It is a widely held notion that the United States is and always has been a Christian country. Most Americans assume we have been a deeply religious nation since the days of the Founding Fathers. But in his new book, Princeton history professor Kevin Kruse argues that is not the case.
In One Nation Under God: How Corporate America Invented Christian America, Kruse says that the notion of a Christian America is mainly an invention of the modern era. Kruse traces the birth of this idea to the 1930s, when corporate businessmen enlisted conservative clergymen to help fight President Roosevelt’s New Deal. They encouraged Christians of all denominations to view FDR’s expansive policies as a desecration of the holiness and salvation of the individual, Kruse writes. Their campaign for “freedom under God” ultimately resulted in the election of their ally Dwight D. Eisenhower in 1952.

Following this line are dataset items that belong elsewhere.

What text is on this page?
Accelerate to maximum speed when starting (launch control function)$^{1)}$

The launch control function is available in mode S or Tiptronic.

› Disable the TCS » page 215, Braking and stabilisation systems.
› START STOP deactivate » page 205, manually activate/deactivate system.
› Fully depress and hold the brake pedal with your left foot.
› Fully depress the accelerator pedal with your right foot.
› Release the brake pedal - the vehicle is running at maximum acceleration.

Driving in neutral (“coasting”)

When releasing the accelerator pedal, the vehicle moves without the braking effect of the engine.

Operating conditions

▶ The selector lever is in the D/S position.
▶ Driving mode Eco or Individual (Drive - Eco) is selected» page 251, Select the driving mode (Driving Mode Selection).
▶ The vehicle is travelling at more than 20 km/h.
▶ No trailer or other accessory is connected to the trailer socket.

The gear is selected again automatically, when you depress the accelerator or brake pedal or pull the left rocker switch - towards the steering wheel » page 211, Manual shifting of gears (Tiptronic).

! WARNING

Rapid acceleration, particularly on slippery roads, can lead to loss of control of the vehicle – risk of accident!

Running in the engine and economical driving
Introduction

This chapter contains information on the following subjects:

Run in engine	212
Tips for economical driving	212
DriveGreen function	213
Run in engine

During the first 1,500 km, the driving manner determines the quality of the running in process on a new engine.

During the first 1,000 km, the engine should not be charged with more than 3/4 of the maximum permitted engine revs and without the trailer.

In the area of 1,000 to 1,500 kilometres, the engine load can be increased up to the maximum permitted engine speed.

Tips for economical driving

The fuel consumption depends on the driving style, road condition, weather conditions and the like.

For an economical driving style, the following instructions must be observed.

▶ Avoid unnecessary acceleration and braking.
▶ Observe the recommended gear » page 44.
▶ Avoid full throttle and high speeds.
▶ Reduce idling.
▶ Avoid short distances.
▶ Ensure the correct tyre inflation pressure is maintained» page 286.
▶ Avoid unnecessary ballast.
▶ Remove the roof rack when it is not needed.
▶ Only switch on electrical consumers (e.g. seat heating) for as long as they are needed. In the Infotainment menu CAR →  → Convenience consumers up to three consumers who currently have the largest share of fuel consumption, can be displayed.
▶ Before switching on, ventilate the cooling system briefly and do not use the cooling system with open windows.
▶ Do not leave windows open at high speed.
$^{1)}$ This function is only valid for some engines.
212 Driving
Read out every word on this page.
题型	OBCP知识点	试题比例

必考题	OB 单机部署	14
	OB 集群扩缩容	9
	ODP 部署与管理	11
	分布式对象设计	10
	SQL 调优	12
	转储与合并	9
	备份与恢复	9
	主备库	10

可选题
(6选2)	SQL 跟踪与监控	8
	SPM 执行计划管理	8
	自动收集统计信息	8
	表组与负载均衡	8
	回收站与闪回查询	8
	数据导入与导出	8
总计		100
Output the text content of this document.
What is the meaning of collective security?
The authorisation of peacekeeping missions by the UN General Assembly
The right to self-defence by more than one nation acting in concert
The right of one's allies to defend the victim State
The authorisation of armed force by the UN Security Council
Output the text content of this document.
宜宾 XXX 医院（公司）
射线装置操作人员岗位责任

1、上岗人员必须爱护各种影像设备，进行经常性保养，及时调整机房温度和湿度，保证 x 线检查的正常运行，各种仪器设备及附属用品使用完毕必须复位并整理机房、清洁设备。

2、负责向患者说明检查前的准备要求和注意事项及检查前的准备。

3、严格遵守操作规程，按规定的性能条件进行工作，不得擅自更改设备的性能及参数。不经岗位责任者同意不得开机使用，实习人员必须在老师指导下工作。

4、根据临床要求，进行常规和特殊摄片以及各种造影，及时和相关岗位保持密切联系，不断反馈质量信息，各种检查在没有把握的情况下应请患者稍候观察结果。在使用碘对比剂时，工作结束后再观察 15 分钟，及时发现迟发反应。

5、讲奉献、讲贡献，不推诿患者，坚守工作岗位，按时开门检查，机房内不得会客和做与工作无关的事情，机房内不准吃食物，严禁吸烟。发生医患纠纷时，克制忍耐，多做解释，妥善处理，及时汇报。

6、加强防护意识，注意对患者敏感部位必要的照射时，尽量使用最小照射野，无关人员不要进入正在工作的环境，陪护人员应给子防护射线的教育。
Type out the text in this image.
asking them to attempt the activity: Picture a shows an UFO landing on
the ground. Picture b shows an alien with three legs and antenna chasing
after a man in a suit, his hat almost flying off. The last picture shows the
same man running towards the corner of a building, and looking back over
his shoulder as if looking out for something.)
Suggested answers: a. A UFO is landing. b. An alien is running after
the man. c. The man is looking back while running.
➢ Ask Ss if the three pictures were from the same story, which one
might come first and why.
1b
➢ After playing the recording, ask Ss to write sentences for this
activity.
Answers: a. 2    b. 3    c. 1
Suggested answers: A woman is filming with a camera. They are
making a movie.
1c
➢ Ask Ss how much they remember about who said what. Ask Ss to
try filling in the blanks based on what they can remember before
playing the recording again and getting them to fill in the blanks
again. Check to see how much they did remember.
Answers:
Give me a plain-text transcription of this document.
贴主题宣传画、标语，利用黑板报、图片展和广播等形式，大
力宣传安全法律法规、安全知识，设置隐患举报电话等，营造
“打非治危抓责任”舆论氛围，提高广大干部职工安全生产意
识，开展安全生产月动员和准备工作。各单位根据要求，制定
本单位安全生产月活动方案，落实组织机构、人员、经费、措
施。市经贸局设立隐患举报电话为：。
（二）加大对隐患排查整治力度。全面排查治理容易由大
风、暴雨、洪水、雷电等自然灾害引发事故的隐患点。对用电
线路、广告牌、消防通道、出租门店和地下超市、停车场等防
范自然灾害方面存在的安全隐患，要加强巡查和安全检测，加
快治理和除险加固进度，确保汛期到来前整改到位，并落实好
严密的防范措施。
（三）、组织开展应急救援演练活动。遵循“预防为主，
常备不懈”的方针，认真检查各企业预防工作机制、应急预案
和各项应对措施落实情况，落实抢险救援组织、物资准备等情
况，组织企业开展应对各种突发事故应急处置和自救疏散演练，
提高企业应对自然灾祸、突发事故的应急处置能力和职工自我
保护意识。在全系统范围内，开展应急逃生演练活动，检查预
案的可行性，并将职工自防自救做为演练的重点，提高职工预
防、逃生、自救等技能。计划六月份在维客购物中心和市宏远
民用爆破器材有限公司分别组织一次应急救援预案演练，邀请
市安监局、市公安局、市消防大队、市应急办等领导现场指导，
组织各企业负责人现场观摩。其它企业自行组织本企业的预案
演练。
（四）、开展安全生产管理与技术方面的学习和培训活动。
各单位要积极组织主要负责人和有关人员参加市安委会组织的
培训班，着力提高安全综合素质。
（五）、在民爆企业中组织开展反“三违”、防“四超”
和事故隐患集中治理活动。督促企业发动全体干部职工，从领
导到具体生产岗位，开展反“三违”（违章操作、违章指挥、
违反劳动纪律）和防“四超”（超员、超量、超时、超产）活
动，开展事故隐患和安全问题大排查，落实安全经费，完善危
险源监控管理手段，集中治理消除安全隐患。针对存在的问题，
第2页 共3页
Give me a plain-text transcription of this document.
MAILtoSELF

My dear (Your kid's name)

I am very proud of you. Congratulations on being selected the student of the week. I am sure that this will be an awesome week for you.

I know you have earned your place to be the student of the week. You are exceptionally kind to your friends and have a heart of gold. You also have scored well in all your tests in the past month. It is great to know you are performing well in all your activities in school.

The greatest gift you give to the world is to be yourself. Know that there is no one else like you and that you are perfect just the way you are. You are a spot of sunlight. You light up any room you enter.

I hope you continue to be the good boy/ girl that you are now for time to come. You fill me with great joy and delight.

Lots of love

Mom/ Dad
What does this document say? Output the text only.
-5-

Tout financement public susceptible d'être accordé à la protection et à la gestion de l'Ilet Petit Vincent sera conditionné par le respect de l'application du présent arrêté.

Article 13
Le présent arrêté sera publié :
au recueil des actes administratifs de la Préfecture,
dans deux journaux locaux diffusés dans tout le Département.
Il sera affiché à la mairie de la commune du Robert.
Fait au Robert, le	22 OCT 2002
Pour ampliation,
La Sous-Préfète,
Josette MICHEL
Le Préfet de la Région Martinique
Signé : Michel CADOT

Under Eisenhower’s presidency, the anti-government religious movement ironically became intertwined with the federal administration, notably with the introduction of “under God” to the Pledge of Allegiance in 1954 and the adoption of the country’s first official motto, “In God We Trust,” in 1956, Kruse points out. With church membership soaring to record levels, Americans began to think of themselves as an officially Christian nation for the first time, he says.
Kruse suggests that knowing the actual origins of a “Christian America” is important for our understanding of today’s politics. “We do violence to our past if we treat [these] phrases … as sacred texts handed down to us from the nation’s founding,” Kruse writes. “If they are to mean anything to us now, we should understand what they meant then.”